Mir blieb zunächst die Spucke weg. Ich war natürlich sauer auf Bernie Rouge, schließlich sollte er doch zum Vizepräsidenten gewählt werden und nicht Jürgen Beck.

Ich schimpfte und trauerte der verpassten Gelegenheit nach. Zu Willi Kirchner meinte ich, ob er vielleicht einen Rat wüsste, wie man Bernie Rouge doch noch zum Vizepräsidenten machen könnte. Kirchner meinte, wir sollten den Vizepräsidenten, also den Bernie Rouge, jetzt - da Jürgen Beck auf der Toilette ist - einfach noch mal neu wählen, das mache dem Jürgen nichts aus. Wie das ? Der Vizepräsident war doch schon gewählt ! Ich musste zunächst lachen über diese obskure Idee, doch je länger Jürgen auf der Toilette blieb um so schneller nahm diese verrückte Idee reale Gestalt an. Jürgen Becks Pech war es, dass er etwas länger als gewöhnlich auf der Toilette blieb. Denn während der gute Jürgen noch auf dem stillen Örtchen verweilte, wurden flugs alle Bedenken beiseite geschoben und Bernie Rouge als neuer Vizepräsident vorgeschlagen.

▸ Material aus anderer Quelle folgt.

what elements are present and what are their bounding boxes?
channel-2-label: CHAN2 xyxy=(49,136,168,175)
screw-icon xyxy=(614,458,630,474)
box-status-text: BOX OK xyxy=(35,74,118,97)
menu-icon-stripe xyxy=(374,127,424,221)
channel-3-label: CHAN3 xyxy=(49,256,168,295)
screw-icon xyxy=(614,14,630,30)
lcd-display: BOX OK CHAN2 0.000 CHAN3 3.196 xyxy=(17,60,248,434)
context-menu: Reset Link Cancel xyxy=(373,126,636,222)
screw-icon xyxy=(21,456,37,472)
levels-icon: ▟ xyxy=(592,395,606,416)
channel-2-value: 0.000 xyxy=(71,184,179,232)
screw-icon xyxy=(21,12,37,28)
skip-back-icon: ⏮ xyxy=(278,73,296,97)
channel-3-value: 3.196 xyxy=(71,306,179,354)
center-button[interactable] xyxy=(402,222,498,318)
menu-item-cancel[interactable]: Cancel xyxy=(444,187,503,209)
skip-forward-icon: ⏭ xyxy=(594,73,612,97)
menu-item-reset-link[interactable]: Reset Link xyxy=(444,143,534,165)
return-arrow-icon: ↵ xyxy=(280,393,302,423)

"Wer ist dafür, dass Bernie Rouge neuer Vizepräsident wird? "

Aydar fragte neugierig: "Wer sein Bernie Rusch, ich dachte Wahl schon vorbei", aber, so dachte er, vielleicht war es ja in Deutschland so üblich, dass neu gewählt wurde, wenn jemand auf die Toilette ging. " Ach egal, ich einfach Hand hoch und haben meine Ruh ! " Warum kam Jürgen aber auch nicht von der Toilette zurück, noch hätte er das große Unglück vermeiden können. Immerhin hörte man jetzt das Wasser auf der Toilette rauschen, er konnte also jeden Augenblick zurückkommen. Doch Jürgen kam nicht so schnell, er musste sich ja noch die Hände waschen, und so nahm das Verhängnis seinen Lauf..

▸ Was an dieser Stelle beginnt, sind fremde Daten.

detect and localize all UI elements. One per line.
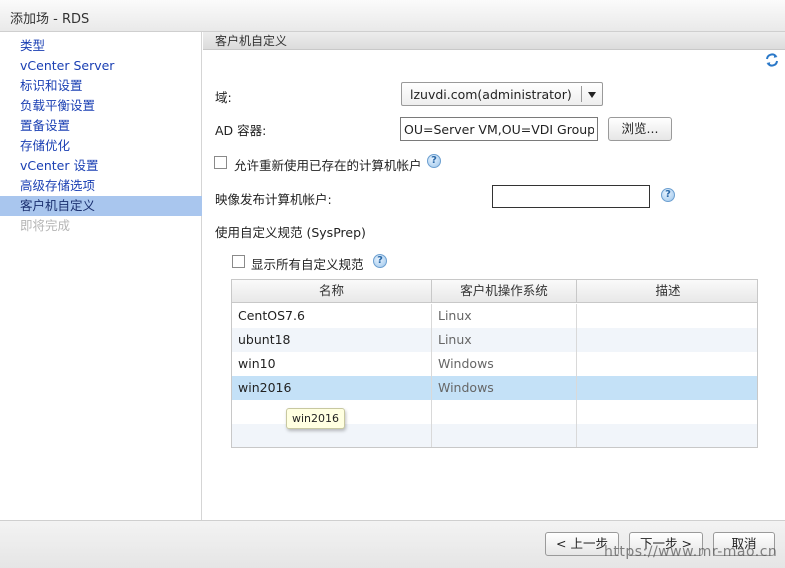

Wiederum ein einheitliches "Määäääääh" , sprich "Ja" , der anwesenden Mitglieder, bei der Frage, wer damit einverstanden sei, dass Bernie Rouge neuer Vizepräsident würde.

Bernie nahm die Wahl natürlich an und bestellte 1 Flasche Champagner und viel Cola für die Jungs.

Die Boxer jubelten. Dieser Bernie war der richtige Mann am richtigen Ort.

Auf der Toilette hatte das Rauschen des Wassers aufgehört !

Doch zu spät !

Als Jürgen nichtsahnend zu seinen Kameraden zurückkam , wunderte er sich über die ausgelassene Stimmung, die komischerweise während seiner Abwesenheit aufgekommen war. Die Jungs feierten gerade den neuen Vizepräsidenten und Jürgen trank ein Gläschen mit und stieß mit Bernie an, nicht ahnend, dass er soeben dem neuen Vizepräsidenten zugeprostet hatte. Er konnte ja nicht wissen, dass er während seiner Abwesenheit seines schweren Amtes auf demokratische , äh, toilettenartige Weise enthoben worden war. Jürgen erfuhr erst zwei Jahre später bei der nächsten Vollversammlung, dass er 1989 gar nicht zum Vizepräsidenten gewählt worden war. Er nahm´s mit Humor, ging aber, nachdem er wiederum neu gewählt worden war, vorsorglich nicht mehr auf die Toilette.